Statistical analyses

Analyses of variance and chi-square tests were performed for the comparison of continuous and categorical variables between the groups. A linear mixed model compared the thickness values among the three groups. To determine the repeatability of three consecutive measurements, intraclass correlation coefficients (ICCs) were used.

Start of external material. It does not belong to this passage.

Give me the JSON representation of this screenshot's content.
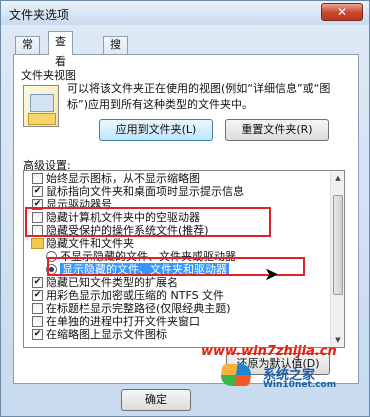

The degree of repeatability was decided according to the ICC value—almost perfect (0.81–1), substantial (0.61–0.8), moderate (0.41–0.6), fair (0.21–0.4), and slight (0–0.2)22. To compare the between-group ICC values, the z-score test was used22,23,24. Pearson’s correlation coefficients with and without adjustment of age and sex were used to investigate correlation between the image quality and thickness value. Correlation coefficients were estimated using a linear mixed-effects model to consider three datasets in one individual. All statistical analyses were performed using SAS version 9.4 software (SAS Institute Inc., Cary, NC, USA) by a statistician (H.S.L). Statistical significance was defined as p value < 0.05.